Citi Hit with Suit over Charges Related to Trades in 2008

Zacks

The financial crisis related issues seem to be far from over. Citigroup Inc. C has yet again been hit with a lawsuit by a collapsed hedge fund – Millennium Global Emerging Credit Fund Ltd. The news first reported by Bloomberg, stated that the New York-based banking giant has been accused of undervaluing assets when it closed out trades during the peak of the 2008 crisis, citing court papers filed in October.

The liquidators of the fund alleged that Citigroup quickly ended positions and at rates that did not correctly reflect the market. As a result the liquidators incurred losses of around $1 billion. Notably, the liquidators are demanding around $53 million in damages.

The suit claimed that Citigroup failed to undertake reasonable procedures when it terminated positions following the fund’s default in October 2008. For the 51 open transactions that were closed out, the bank agreed to shell out about $6.8 million. However, as per the fund’s calculation Citigroup should pay around $53 million.

In its defense, Citigroup stated that the concerned positions were illiquid and difficult to value even in normal market conditions. Although, the bank accepted that it incorrectly valued some trades, it noted that the adjustments were substantially less than those claimed by the fund. In a statement Citigroup noted that it is “vigorously defending” the claims.

The hedge fund filed for bankruptcy in Bermuda in late 2008 and Michael Balboa, the manager of the fund was charged in 2011. Last year, Balboa was sentenced to four years in prison for inflating the hedge funds assets in his portfolio by manipulating the value of Nigerian debt. Notably, KPMG in Bermuda is liquidating the fund.

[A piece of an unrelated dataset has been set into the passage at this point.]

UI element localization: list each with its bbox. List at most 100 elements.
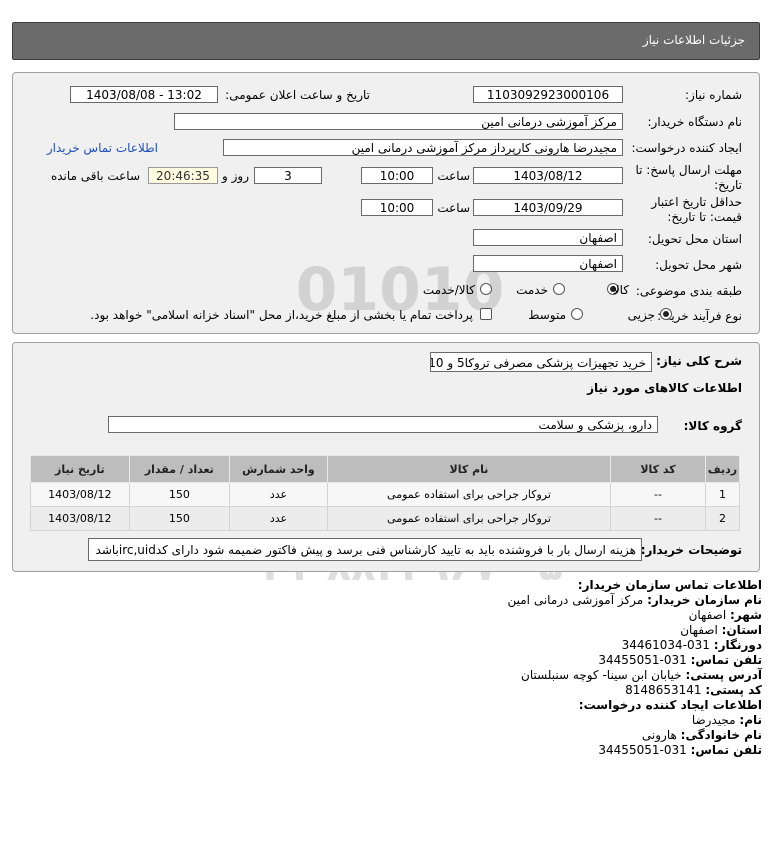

The latest lawsuit further adds to the woes of Citigroup, which is already burdened with numerous investigations and lawsuits from investors and regulators. Though the company resolved certain litigations related to the sale of risky mortgage-backed securities and other issues, many of the cases are yet to be resolved. As Citigroup continues to work through its legal issues, we believe the company will continue to witness increased legal expenses and litigation provisions, which will likely hurt its financials.

Citigroup currently carries a Zacks Rank #3 (Hold). Some better-ranked stocks in the finance space include Enterprise Financial Services Corp. EFSC, Middlefield Banc Corp. MBCN and Blue Hills Bancorp, Inc. BHBK, each sporting a Zacks Rank #1 (Strong Buy).